[meteorite-list] Estherville Mesosiderite
From: bernd.pauli_at_paulinet.de <bernd.pauli_at_meteoritecentral.com>
Date: Wed May 5 13:20:08 2004
Hello Anne, Adam, Dave, Mark and List,
> quite a few vesicles in the darker ?melt? pockets some of them quite
> big bubbles, what are the implications for this? Does this mean it's just
> odd impact melt or would you normally expect vesicles on a core-mantle
My 5.6-gram Estherville slice shows such vesicular areas too. Maybe they
originated when the differentiated parent body of the mesosiderites was
disrupted and reaccreted. These vesicles may have been created when
the hot and cold clasts, breccias, and melts of the Estherville mesosiderite
were thermally equlilibrated. This may also have happened during later
catastrophic events. See David Weir's website for excellent details!
> from the crust of an achondrite body. What is noticeably
> missing from the mesosiderites is olivine..."
Well, this is obviously untrue as most mesosiderites have at least
minor amounts of olivine. Estherville is known to even have more
olivine than the average mesosiderite.
> Well, I have a 180+ thick slice of Estherville and I can assure you
> that there are olivine xls present - you can shine a torch thru them!
This would solve a long-standing problem of the impact origin theory:
If the mesosiderites really represent material from the mantle of a
differentiated, there should be much more olivine!

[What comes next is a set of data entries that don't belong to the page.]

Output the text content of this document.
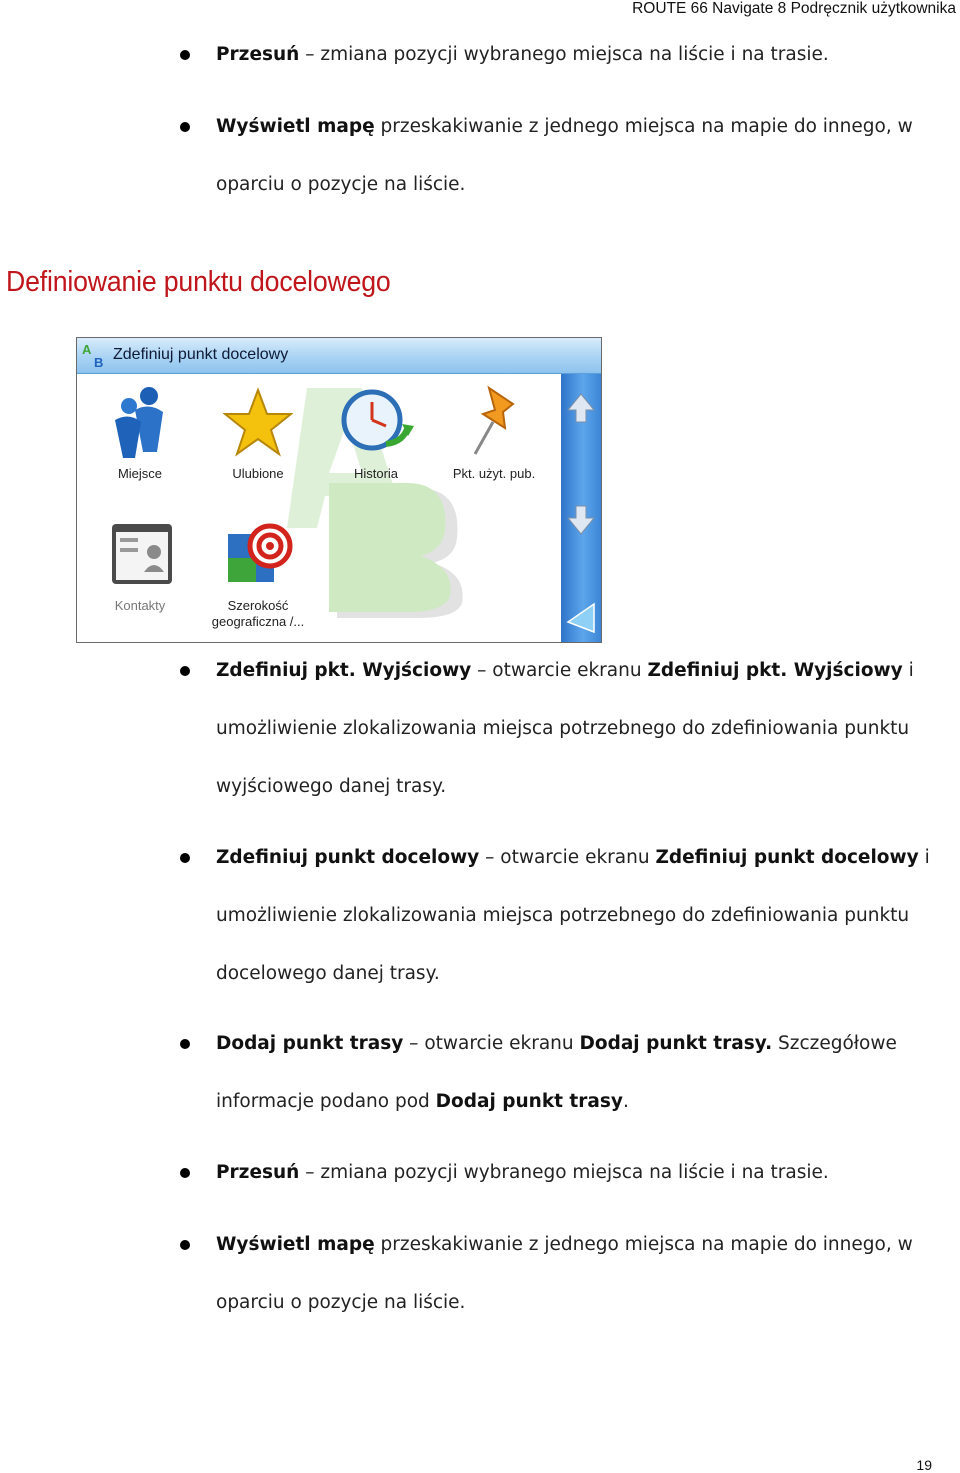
ROUTE 66 Navigate 8 Podręcznik użytkownika
Przesuń – zmiana pozycji wybranego miejsca na liście i na trasie.
Wyświetl mapę przeskakiwanie z jednego miejsca na mapie do innego, w
oparciu o pozycje na liście.
Definiowanie punktu docelowego
A
B Zdefiniuj punkt docelowy
Miejsce	Ulubione	Historia	Pkt. użyt. pub.
Kontakty	Szerokość
geograficzna /...
Zdefiniuj pkt. Wyjściowy – otwarcie ekranu Zdefiniuj pkt. Wyjściowy i
umożliwienie zlokalizowania miejsca potrzebnego do zdefiniowania punktu
wyjściowego danej trasy.
Zdefiniuj punkt docelowy – otwarcie ekranu Zdefiniuj punkt docelowy i
umożliwienie zlokalizowania miejsca potrzebnego do zdefiniowania punktu
docelowego danej trasy.
Dodaj punkt trasy – otwarcie ekranu Dodaj punkt trasy. Szczegółowe
informacje podano pod Dodaj punkt trasy.
Przesuń – zmiana pozycji wybranego miejsca na liście i na trasie.
Wyświetl mapę przeskakiwanie z jednego miejsca na mapie do innego, w
oparciu o pozycje na liście.
19
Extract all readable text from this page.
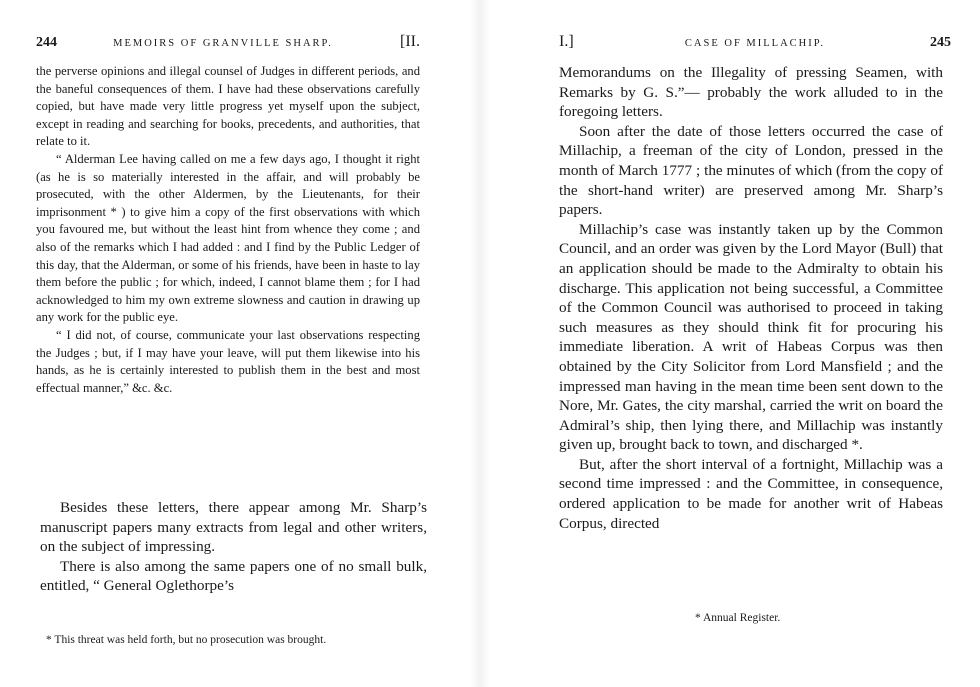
244	MEMOIRS OF GRANVILLE SHARP.	[II.

the perverse opinions and illegal counsel of Judges in different periods, and the baneful consequences of them. I have had these observations carefully copied, but have made very little progress yet myself upon the subject, except in reading and searching for books, precedents, and authorities, that relate to it.

“ Alderman Lee having called on me a few days ago, I thought it right (as he is so materially interested in the affair, and will probably be prosecuted, with the other Aldermen, by the Lieutenants, for their imprisonment * ) to give him a copy of the first observations with which you favoured me, but without the least hint from whence they come ; and also of the remarks which I had added : and I find by the Public Ledger of this day, that the Alderman, or some of his friends, have been in haste to lay them before the public ; for which, indeed, I cannot blame them ; for I had acknowledged to him my own extreme slowness and caution in drawing up any work for the public eye.

“ I did not, of course, communicate your last observations respecting the Judges ; but, if I may have your leave, will put them likewise into his hands, as he is certainly interested to publish them in the best and most effectual manner,” &c. &c.

Besides these letters, there appear among Mr. Sharp’s manuscript papers many extracts from legal and other writers, on the subject of impressing.

There is also among the same papers one of no small bulk, entitled, “ General Oglethorpe’s

* This threat was held forth, but no prosecution was brought.
I.]	CASE OF MILLACHIP.	245

Memorandums on the Illegality of pressing Seamen, with Remarks by G. S.”— probably the work alluded to in the foregoing letters.

Soon after the date of those letters occurred the case of Millachip, a freeman of the city of London, pressed in the month of March 1777 ; the minutes of which (from the copy of the short-hand writer) are preserved among Mr. Sharp’s papers.

Millachip’s case was instantly taken up by the Common Council, and an order was given by the Lord Mayor (Bull) that an application should be made to the Admiralty to obtain his discharge. This application not being successful, a Committee of the Common Council was authorised to proceed in taking such measures as they should think fit for procuring his immediate liberation. A writ of Habeas Corpus was then obtained by the City Solicitor from Lord Mansfield ; and the impressed man having in the mean time been sent down to the Nore, Mr. Gates, the city marshal, carried the writ on board the Admiral’s ship, then lying there, and Millachip was instantly given up, brought back to town, and discharged *.

But, after the short interval of a fortnight, Millachip was a second time impressed : and the Committee, in consequence, ordered application to be made for another writ of Habeas Corpus, directed

* Annual Register.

> So I would like to assume that a mesosiderite is not a core-mantle
> sample (like a Pallasite) but the smushed up surface of a well pounded
On the other hand: while the abundance of pyroxene and plagioclase should
be lower in surficial material, it actually shows twofold enrichments relative to
Mittlefehldt (1980) states that "olivine may be much more abundant in some multi-
kilogram samples as centimeter-sized olivine clasts appear to be relatively common
in several mesosiderites and Mount Padbury contains olivine crystals and dunite clasts
that are 10 cm in length (McCall, 1966)."